Klirrend geht etwas in der Küche zu Bruch. Ich höre Mommy's aufgebrachte Rufe und spüre eine kleine Hand, die sich an meiner festklammert. Ich wende meinen Blick und schaue in die feuchten Augen meines Bruders. Ein gequältes Brüllen erreicht unsere Ohren und mit einem letzten Poltern wird es für einen Moment ruhiger. „Daddy?", fragt mein kleiner Bruder mit zitternder Stimme. Ich antworte ausweichend: „Komm, wir bauen eine Höhle." Mit unseren Decken und Kissen machen wir uns eine sichere Burg und verkriechen uns darin. Ich erzähle meinem kleinen Bruder, der sich fest an mich gekuschelt hat, wie die Welt war, als Mommy klein war. Blühende Wiesen, grüne Wälder und weiße Wolken. Der Streit scheint weit und ist nur dumpf zu hören. Dann fällt ihm auf, dass er Teddy vergessen hat. Ich klettere hinaus und finde das Kuscheltier auf dem Boden. Plötzlich steht Daddy im Türrahmen. Seine Augen sind  rot unterlaufen und schwarzes Blut läuft aus seinem Mund. „Melody", krächzt er. Mein Herz pocht laut und ich lasse Teddy fallen. Das ist nicht Daddy. Das ist ein Monster. Er macht ein Schritt auf mich zu. Ein gellender Schrei entfährt meinen Lippen.

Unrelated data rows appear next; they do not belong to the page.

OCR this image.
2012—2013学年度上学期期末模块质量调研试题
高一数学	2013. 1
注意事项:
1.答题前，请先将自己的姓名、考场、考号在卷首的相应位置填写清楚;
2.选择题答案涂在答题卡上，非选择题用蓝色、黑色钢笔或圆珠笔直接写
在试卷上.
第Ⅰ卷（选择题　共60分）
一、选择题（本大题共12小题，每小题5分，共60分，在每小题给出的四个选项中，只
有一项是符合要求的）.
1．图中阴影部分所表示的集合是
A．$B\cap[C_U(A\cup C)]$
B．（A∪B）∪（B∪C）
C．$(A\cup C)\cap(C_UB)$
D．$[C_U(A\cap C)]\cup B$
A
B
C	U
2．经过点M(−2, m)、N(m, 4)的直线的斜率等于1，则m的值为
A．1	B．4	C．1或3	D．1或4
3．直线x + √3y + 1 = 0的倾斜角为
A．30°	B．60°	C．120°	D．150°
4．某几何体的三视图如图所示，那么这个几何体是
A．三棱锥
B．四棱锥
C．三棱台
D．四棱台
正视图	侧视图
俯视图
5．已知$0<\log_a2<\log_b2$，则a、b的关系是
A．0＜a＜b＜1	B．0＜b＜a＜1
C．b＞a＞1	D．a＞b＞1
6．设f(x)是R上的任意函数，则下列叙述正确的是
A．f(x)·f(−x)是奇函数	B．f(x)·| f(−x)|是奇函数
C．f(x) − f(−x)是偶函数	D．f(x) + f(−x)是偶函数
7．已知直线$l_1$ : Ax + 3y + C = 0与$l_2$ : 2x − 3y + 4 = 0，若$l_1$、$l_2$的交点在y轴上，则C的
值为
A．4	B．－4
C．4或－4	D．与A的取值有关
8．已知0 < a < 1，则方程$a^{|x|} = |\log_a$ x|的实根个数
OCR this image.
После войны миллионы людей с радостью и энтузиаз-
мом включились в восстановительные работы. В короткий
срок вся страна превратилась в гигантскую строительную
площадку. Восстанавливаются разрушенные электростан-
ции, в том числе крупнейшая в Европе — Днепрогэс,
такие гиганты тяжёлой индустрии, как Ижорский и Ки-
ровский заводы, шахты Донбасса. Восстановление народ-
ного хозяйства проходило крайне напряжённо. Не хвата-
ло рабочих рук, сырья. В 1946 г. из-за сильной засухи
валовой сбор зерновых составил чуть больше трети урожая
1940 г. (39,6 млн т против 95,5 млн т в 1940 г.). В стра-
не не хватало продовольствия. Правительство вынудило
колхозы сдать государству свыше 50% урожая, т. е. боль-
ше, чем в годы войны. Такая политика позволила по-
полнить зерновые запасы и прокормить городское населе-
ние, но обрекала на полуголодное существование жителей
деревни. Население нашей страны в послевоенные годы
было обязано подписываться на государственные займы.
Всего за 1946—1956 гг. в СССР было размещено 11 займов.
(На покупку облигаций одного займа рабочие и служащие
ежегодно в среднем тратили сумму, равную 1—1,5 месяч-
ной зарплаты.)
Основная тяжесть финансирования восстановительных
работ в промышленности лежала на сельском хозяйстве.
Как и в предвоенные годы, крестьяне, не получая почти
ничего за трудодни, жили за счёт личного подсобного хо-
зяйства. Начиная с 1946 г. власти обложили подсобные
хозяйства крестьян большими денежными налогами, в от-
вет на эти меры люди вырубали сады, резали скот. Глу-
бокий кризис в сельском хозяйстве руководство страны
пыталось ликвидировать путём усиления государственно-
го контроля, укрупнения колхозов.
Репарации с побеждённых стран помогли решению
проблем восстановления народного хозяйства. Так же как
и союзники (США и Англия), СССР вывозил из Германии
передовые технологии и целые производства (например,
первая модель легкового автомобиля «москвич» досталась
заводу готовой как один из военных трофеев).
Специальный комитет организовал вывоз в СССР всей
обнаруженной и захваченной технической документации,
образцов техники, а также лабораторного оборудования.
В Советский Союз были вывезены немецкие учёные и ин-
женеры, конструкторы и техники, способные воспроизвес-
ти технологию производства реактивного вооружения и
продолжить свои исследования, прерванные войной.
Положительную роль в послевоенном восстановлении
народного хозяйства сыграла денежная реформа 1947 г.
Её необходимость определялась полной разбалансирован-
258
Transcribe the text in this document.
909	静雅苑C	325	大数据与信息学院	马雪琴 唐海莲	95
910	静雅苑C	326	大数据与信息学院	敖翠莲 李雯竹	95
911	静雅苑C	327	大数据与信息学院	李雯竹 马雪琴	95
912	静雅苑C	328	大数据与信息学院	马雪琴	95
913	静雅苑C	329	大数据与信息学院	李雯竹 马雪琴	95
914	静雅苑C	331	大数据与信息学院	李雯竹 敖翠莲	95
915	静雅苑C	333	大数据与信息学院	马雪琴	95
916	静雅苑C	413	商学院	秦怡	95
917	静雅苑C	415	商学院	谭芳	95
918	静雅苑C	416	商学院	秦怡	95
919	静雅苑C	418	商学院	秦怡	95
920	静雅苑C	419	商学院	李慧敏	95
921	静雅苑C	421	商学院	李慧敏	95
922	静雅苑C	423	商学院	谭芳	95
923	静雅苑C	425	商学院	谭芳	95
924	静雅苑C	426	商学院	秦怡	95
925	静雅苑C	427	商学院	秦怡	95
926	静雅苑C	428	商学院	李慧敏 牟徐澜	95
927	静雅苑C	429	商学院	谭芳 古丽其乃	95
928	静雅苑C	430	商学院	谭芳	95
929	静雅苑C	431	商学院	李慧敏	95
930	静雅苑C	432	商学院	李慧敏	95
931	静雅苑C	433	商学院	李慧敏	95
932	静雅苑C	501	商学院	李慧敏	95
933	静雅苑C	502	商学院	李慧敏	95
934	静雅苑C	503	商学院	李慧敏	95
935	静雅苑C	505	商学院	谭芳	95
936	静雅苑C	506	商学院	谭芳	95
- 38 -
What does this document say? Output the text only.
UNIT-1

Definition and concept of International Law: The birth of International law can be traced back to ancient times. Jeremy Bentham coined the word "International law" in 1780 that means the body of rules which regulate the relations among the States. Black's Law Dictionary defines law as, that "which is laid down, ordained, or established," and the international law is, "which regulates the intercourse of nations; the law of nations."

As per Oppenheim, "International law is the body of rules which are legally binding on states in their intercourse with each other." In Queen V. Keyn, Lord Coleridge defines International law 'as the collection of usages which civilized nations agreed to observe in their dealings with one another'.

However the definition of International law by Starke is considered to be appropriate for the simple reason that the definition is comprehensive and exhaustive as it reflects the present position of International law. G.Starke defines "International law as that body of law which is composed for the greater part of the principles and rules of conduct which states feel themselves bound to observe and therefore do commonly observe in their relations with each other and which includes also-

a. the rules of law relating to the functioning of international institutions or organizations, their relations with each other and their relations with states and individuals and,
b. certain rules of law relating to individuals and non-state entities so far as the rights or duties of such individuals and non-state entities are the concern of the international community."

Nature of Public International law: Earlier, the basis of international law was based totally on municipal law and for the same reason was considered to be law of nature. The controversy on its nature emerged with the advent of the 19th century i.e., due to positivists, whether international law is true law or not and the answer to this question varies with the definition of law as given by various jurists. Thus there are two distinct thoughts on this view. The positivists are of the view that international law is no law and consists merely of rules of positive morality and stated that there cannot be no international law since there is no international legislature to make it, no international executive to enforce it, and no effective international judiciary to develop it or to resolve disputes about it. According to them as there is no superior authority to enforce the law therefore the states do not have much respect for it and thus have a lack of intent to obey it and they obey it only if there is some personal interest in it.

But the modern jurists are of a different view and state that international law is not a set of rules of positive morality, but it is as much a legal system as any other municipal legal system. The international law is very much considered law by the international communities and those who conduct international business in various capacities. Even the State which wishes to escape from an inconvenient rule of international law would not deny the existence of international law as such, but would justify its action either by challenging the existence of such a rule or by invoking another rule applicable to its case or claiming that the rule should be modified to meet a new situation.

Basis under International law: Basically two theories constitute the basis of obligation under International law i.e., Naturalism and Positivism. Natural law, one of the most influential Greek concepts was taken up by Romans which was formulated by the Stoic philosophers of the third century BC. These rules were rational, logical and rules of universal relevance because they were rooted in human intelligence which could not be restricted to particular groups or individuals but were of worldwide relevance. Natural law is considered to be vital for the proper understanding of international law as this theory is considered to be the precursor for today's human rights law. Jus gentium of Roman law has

Nach Luft schnappend schrecke ich hoch. Die gräßlichen Erinnerungen verfolgen mich nun bis in die Nacht und lassen mir keine Ruhe. Ich kann die Tränen, die aus meinen Augen schießen, nicht aufhalten. Mit ihnen strömen alle aufgestauten Gefühle und Fragen hinaus. Still weinend ziehe ich meine Beine an die Brust und begrabe mein Gesicht in meinen Armen. 

Auf einmal spüre ich, wie ich in eine Umarmung gezogen werde. Ich muss gar nicht aufschauen, um zu wissen, dass es Thomas ist. 

Er hält mich einfach fest, gibt mir Halt wie ein Fels inmitten des Sturms. Er fragt nicht, er ist einfach da. 

In mir regt sich was. Ein Teil von mir sträubt sich, möchte ihn am liebsten wegstoßen, denn ich sollte die starke Schwester sein. Doch der anderer Teil sehnt sich nach Geborgenheit. Nach diesen verwundbaren Moment. Ich kann die Vergangenheit nicht verdrängen, die kalte Realität nicht ignorieren.  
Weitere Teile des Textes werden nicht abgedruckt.